Ein Unimogreifen unterscheidet sich beträchtlich von einem LKW- Reifen. Während der LKW- Reifen eher schmal und sehr steif in der Flanke ist, baut der Unimogreifen breit und hat eine weiche Flanke, um das Fahren mit reduziertem Luftdruck auf weichem Untergrund zu begünstigen. Diese Unimogreifen heißen MPT- Reifen. (Multible Purpose Tire)

Der Chef das Reifenladens inspizierte den Reifen am Unimog, fand mit Unterstützung von mindestens fünf weiteren "Fachleuten" die Reifengröße und schrieb alles, inklusive unserer Mobile- Nummern auf und versicherte mir, Optimismus verbreitend, morgen mit positiven Bescheid bei mir anzurufen. Ich habe nie wieder etwas vom ihm gehört.

Nach dem ich alle möglichen Leute auf meine Reifensuche angesetzt hatte, folgte eine Odyssee durch Kairo und seine Reifenläden. Nach zwei Wochen vergeblicher Suche war klar, diese exotische Größe gibt es im normalen Reifenladen nicht. Bei Nutzfahrzeugen werden etwa maximal fünf verschiedene Reifengrößen im Land verwendet. Für meine Bemühungen, den jeweiligen Großhändler genannt zu bekommen, erntete ich Schulterzucken und ein freundliches Lächeln. Malesch, Inshallah.

Irgendwann gab ich auf mit der Gewissheit, dass ich auf diesem Weg noch am jüngsten Tag einen Reifen suchen werde.

Von einem Touristen mit einem IFA, den wir um Weihnachten am Parkplatz des Kaufhauses Carrefour getroffen haben, wusste ich, dass es solche MPT- Reifen in Kairo gibt. Es gibt vermutlich so gut wie alles in Kairo. Die Kunst ist es, heraus zu finden, wo. Aktuelle Branchenbücher, oder Verzeichnisse über Firmen diverser Sparten gibt es nicht. Der primäre Informationsweg ist die Mund zu Mund- Propaganda. Ohne arabische Sprachkenntnisse also keine Chance.

Dem Internet sei dank, setzte ich mich mit den Firmen Mitas- Reifen, Continental und Michelin in Verbindung und bat die Herrn um die Adresse eines Importeurs ihrer Produkte in Ägypen.

Während Continental und Michelin auf meine Emails nicht einmal reagierten, bekam ich von Mitas- Reifen die erforderliche Unterstützung.
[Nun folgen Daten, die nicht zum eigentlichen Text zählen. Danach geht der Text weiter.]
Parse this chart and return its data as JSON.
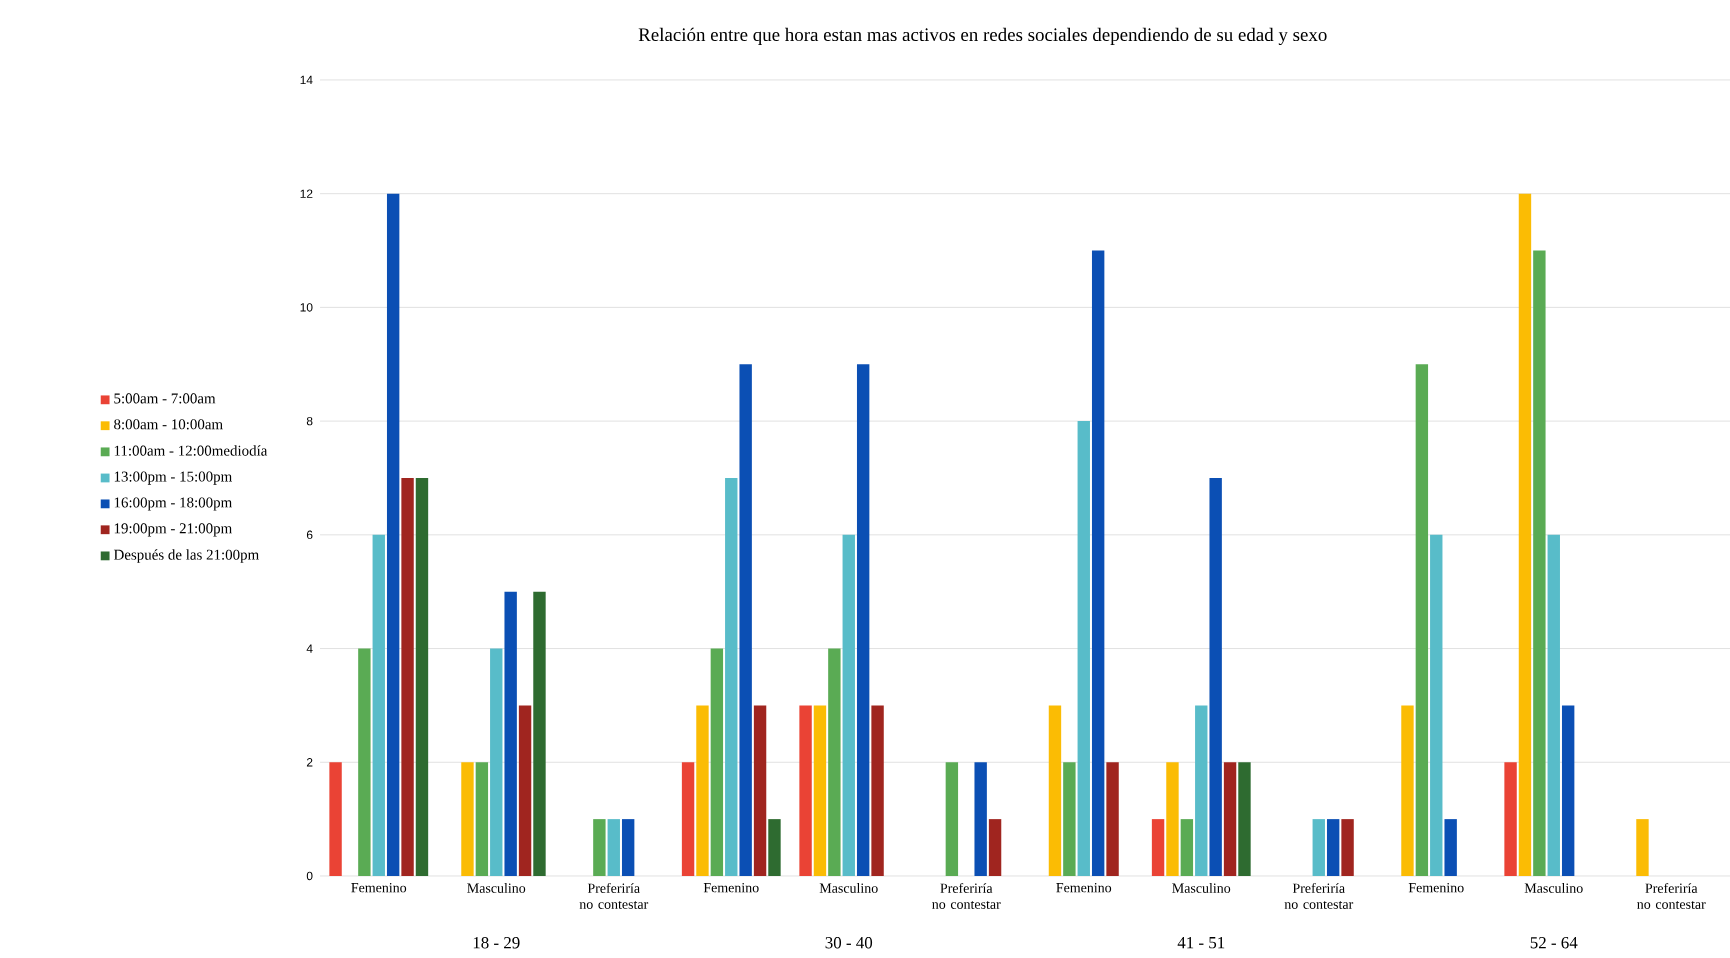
{
  "chart_data": {
    "type": "bar",
    "title": "Relación entre que hora estan mas activos en redes sociales dependiendo de su edad y sexo",
    "categories": [
      "Femenino",
      "Masculino",
      "Preferiría no contestar",
      "Femenino",
      "Masculino",
      "Preferiría no contestar",
      "Femenino",
      "Masculino",
      "Preferiría no contestar",
      "Femenino",
      "Masculino",
      "Preferiría no contestar"
    ],
    "series": [
      {
        "name": "5:00am - 7:00am",
        "color": "#ea4335",
        "values": [
          2,
          0,
          0,
          2,
          3,
          0,
          0,
          1,
          0,
          0,
          2,
          0
        ]
      },
      {
        "name": "8:00am - 10:00am",
        "color": "#fbbc04",
        "values": [
          0,
          2,
          0,
          3,
          3,
          0,
          3,
          2,
          0,
          3,
          12,
          1
        ]
      },
      {
        "name": "11:00am - 12:00mediodía",
        "color": "#5aab54",
        "values": [
          4,
          2,
          1,
          4,
          4,
          2,
          2,
          1,
          0,
          9,
          11,
          0
        ]
      },
      {
        "name": "13:00pm - 15:00pm",
        "color": "#58bcc9",
        "values": [
          6,
          4,
          1,
          7,
          6,
          0,
          8,
          3,
          1,
          6,
          6,
          0
        ]
      },
      {
        "name": "16:00pm - 18:00pm",
        "color": "#0b4fb4",
        "values": [
          12,
          5,
          1,
          9,
          9,
          2,
          11,
          7,
          1,
          1,
          3,
          0
        ]
      },
      {
        "name": "19:00pm - 21:00pm",
        "color": "#a0251f",
        "values": [
          7,
          3,
          0,
          3,
          3,
          1,
          2,
          2,
          1,
          0,
          0,
          0
        ]
      },
      {
        "name": "Después de las 21:00pm",
        "color": "#2e6b30",
        "values": [
          7,
          5,
          0,
          1,
          0,
          0,
          0,
          2,
          0,
          0,
          0,
          0
        ]
      }
    ],
    "annotations": [
      "18 - 29",
      "30 - 40",
      "41 - 51",
      "52 - 64"
    ],
    "ylim": [
      0,
      14
    ],
    "yticks": [
      0,
      2,
      4,
      6,
      8,
      10,
      12,
      14
    ],
    "grid": "y",
    "legend": "left"
  }
}
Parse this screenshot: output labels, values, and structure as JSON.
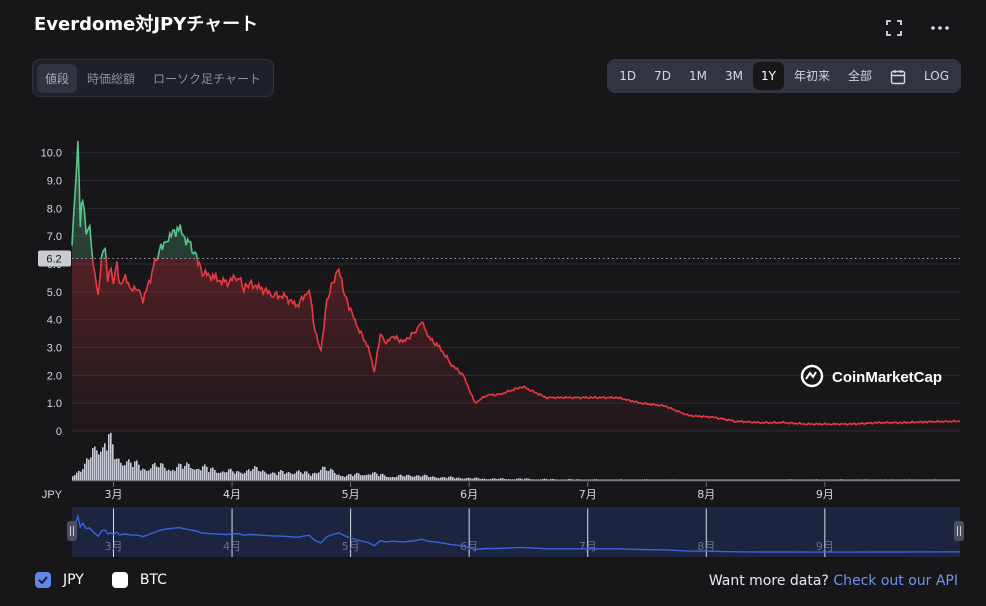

Nach fünf Tagen hatte ich die Adressen von drei Importeuren der Firma Mitas im Mailpostfach. Über die zahlreichen Versuche, in diesen Firmen jemanden an das Telefon zu bekommen, der leidlich Englisch spricht, gingen weitere fünf Tage ins Land. Dann endlich, hamdulilla, hatten wir Glück bei einem der drei Mitas- Importeure. Nach einigem Hin und Her stellte sich die Sache folgendermaßen dar: Einen Reifen in meiner Größe und passendem Geschwindigkeits- und Lastindex kann er mir in Europa besorgen. Euro 400,- plus 50% Zoll und es dauert zehn Wochen. Er hätte aber einen Baggerreifen auf Lager. Der ist ein Diagonal- Reifen, der passt in der Größe, darf aber nur max. 40km/h schnell gefahren werden. Den würde ich als Ladenhüter für Euro 250,- bekommen. Wir haben zwei Tage die Für und Wider abgewogen. Ich hasse Entscheidungen zwischen Teufel und Belzebub. Wir haben uns dann für den Baggerreifen entschieden. Auf den müssen wir nicht warten und im GAU ist es immer noch besser, nur 40km/h zu fahren, als ohne Reserverad oder mit 90km/h und finanziell ruiniert.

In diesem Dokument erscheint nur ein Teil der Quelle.